Kisah kisah dari rekan di kota ibunda mengingatkan
tentang cerita 4 tahun lalu, pekat asap yang persis seperti hari ini.
Kegiatan belajar menagajar di pesantren ketika itu terhenti, santri
santri dilarang berkeliaran bahkan hanya sekedar sekitaran ma’had.

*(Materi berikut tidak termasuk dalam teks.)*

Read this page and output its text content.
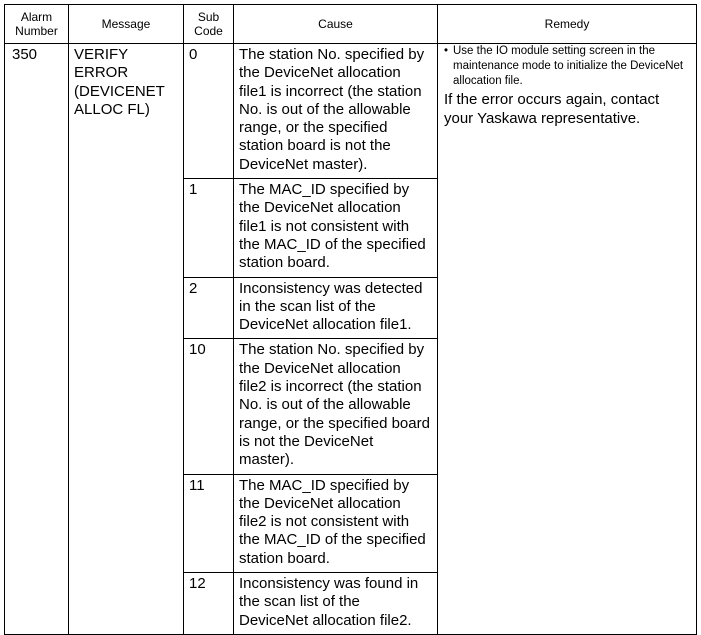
Alarm Number	Message	Sub Code	Cause	Remedy
350	VERIFY ERROR (DEVICENET ALLOC FL)	0	The station No. specified by the DeviceNet allocation file1 is incorrect (the station No. is out of the allowable range, or the specified station board is not the DeviceNet master).	• Use the IO module setting screen in the maintenance mode to initialize the DeviceNet allocation file.
If the error occurs again, contact your Yaskawa representative.

		1	The MAC_ID specified by the DeviceNet allocation file1 is not consistent with the MAC_ID of the specified station board.	
		2	Inconsistency was detected in the scan list of the DeviceNet allocation file1.	
		10	The station No. specified by the DeviceNet allocation file2 is incorrect (the station No. is out of the allowable range, or the specified board is not the DeviceNet master).	
		11	The MAC_ID specified by the DeviceNet allocation file2 is not consistent with the MAC_ID of the specified station board.	
		12	Inconsistency was found in the scan list of the DeviceNet allocation file2.	
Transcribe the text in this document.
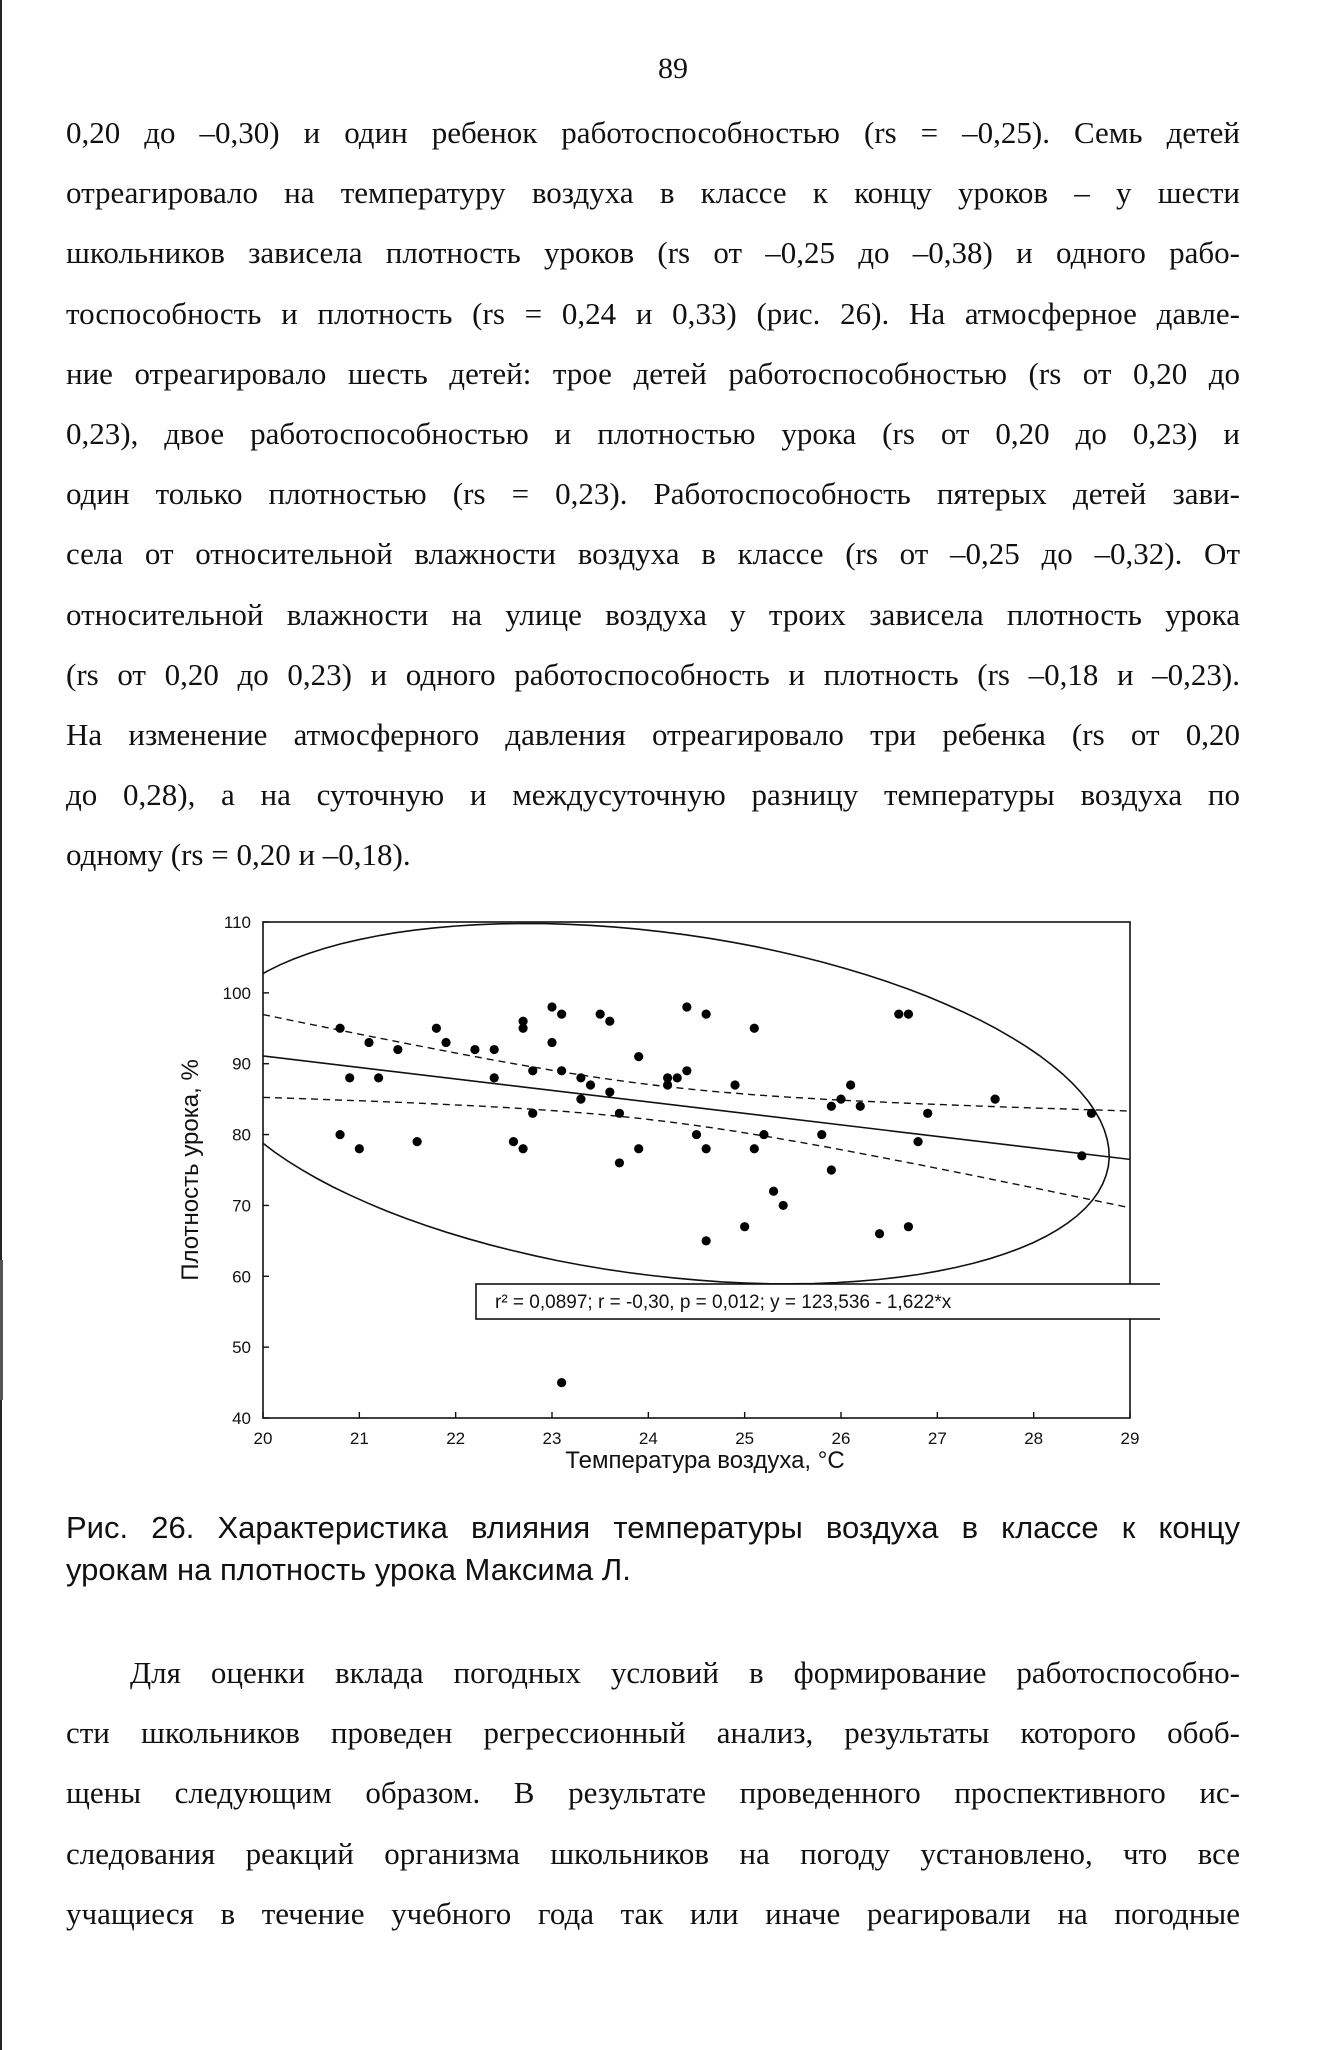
89
0,20 до –0,30) и один ребенок работоспособностью (rs = –0,25). Семь детей
отреагировало на температуру воздуха в классе к концу уроков – у шести
школьников зависела плотность уроков (rs от –0,25 до –0,38) и одного рабо-
тоспособность и плотность (rs = 0,24 и 0,33) (рис. 26). На атмосферное давле-
ние отреагировало шесть детей: трое детей работоспособностью (rs от 0,20 до
0,23), двое работоспособностью и плотностью урока (rs от 0,20 до 0,23) и
один только плотностью (rs = 0,23). Работоспособность пятерых детей зави-
села от относительной влажности воздуха в классе (rs от –0,25 до –0,32). От
относительной влажности на улице воздуха у троих зависела плотность урока
(rs от 0,20 до 0,23) и одного работоспособность и плотность (rs –0,18 и –0,23).
На изменение атмосферного давления отреагировало три ребенка (rs от 0,20
до 0,28), а на суточную и междусуточную разницу температуры воздуха по
одному (rs = 0,20 и –0,18).
40
50
60
70
80
90
100
110
20	21	22	23	24	25	26	27	28	29
r² = 0,0897; r = -0,30, p = 0,012; y = 123,536 - 1,622*x
Плотность урока, %
Температура воздуха, °C
Рис. 26. Характеристика влияния температуры воздуха в классе к концу
урокам на плотность урока Максима Л.
Для оценки вклада погодных условий в формирование работоспособно-
сти школьников проведен регрессионный анализ, результаты которого обоб-
щены следующим образом. В результате проведенного проспективного ис-
следования реакций организма школьников на погоду установлено, что все
учащиеся в течение учебного года так или иначе реагировали на погодные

Sekolah sekolah negri dan swasta selain pesantren sudah lebih dulu
meliburkan siswanya untuk mejaga kesehatan mereka.
Pagi itu,
di dapur ma’had. Sepotong bakwan dengan lumuran sambal terasi khas
indofood menemani telor dadar ukuran setengah. Gelak tawa anak anak itu
bergaung di saentaro dapur, pekat pekat asap tak menghalagi tawa mereka
untuk lepas. Dan memang begitu, walau asap kian pekat dan matahari tak
terlihat, canda tawa mereka tak pernah hilang. Terlebih, pagi itu KBM
ditiadakan, walaupun perintah libur belum tersampaikan.
Aku
sendiri diantara gulungan asap yang kian menjadi, sekitaran asrama
terlihat putih, masjid yang menjadi pusat pesantren pun samar samar
terlihat, padahal jarak antara asrama dan masjid hanyalah selusin
langkah kaki. Rekan rekan sekamar sudah tertidur pulas, menikmati libur
dadakan dengan suara dengkuran yang seakan tertahan. Mereka menghirup
pekatnya asap yang mulai mamasuki kamar, lalu membuang udara tersebut
dengan nafas sesenggukan. Sesak.
menara bank riau yang terbungkus asap |
Apa yang hendak aku tulis tentang Riau ?
apa umpatan pada durjana itu ?
atau sumpah serapah denngan nama anggota kebun binatang pada pemerintah?
Malam
itu, aku snegaja membongkar kitab kitab lama yang sudah tak karuan,
maktabah yang berisi ratusan kitab sepertinya butuh pada sentuhan
tanganku.
Tak sengaja, buku tebal yang selama masa nyantri ku
jadikan objek keluh kesah dan sumpah serapah, ku temukan. Sedikit
berdebu memang, namun rayap belum lagi nafsu untuk memakan. Lembaran
awal dari buku ini sempat ku isi dengan perkataan Nabi dan atsar
sohaabi, juga kalimat kalimat dari ulama tak luput ku goreskan di buku
ini. Ada kertas yang menguning kudapati, ada tinta yang memudar kutemui.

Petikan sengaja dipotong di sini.